Пародисты и логики в культуре — это братья-антиподы. То, что в логике запрещается, в жанре пародии используется как специальный художественный прием. Удивление и смех всегда вызывает то, что противостоит здравому смыслу, привычному ходу рассуждений; нарушение табу, запрета, серьезной нормы —исконный источник юмора. В пародийной литературе лингвистические аргументы оправданы, но есть работы, претендующие на научность, где подобные приемы выдаются за доказательства. В последнее время вышла львиная доля книг, в которых подвергается ревизии вся мировая и отечественная история. Активный инициатор движения — академик РАН, математик А.Фоменко{65}.
Для теории аргументации вопрос о лингвистических аргументах немаловажен: считать ли их за доказательства или нет? Я бы предложила следующее решение.
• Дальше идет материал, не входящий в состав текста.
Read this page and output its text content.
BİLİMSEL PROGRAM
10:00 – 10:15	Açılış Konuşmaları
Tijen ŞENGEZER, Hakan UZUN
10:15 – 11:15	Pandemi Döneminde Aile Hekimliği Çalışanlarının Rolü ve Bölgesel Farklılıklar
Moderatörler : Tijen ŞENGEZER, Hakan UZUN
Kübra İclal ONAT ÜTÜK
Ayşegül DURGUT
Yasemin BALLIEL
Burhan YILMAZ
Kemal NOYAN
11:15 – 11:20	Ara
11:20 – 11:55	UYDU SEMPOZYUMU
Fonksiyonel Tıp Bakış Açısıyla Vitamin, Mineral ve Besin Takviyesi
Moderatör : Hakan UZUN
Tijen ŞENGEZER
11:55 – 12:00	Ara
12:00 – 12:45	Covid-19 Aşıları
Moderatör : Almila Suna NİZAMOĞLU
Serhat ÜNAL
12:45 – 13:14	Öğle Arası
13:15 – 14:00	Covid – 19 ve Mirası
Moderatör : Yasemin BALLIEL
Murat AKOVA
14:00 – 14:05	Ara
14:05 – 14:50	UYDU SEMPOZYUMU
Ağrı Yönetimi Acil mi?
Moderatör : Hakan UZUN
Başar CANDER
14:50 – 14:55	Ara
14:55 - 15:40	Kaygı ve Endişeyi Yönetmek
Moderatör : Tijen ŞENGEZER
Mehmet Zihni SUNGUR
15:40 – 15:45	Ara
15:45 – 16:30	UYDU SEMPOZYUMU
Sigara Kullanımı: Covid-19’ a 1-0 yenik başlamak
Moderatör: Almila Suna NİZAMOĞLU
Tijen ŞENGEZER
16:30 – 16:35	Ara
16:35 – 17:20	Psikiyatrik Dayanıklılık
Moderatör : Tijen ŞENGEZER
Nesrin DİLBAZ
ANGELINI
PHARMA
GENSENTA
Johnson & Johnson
Любые аргументы, относящиеся к существу дела (ad rem), должны приниматься как достойные внимания обоснования, аргументы к человеку (ad hominen) в теории аргументации считаются спекулятивными приемами. Лингвистические аргументы (ad linguam) могут иметь статус ad rem в отдельных конкретных случаях, в общем же случае их следует расценивать как средства выдвижения гипотезы, которая требует дальнейшего исследования и подтверждения. Некритическое употребление аргументов к языку (ad linguam), подобно приведенным примерам, свидетельствует о явных спекуляциях.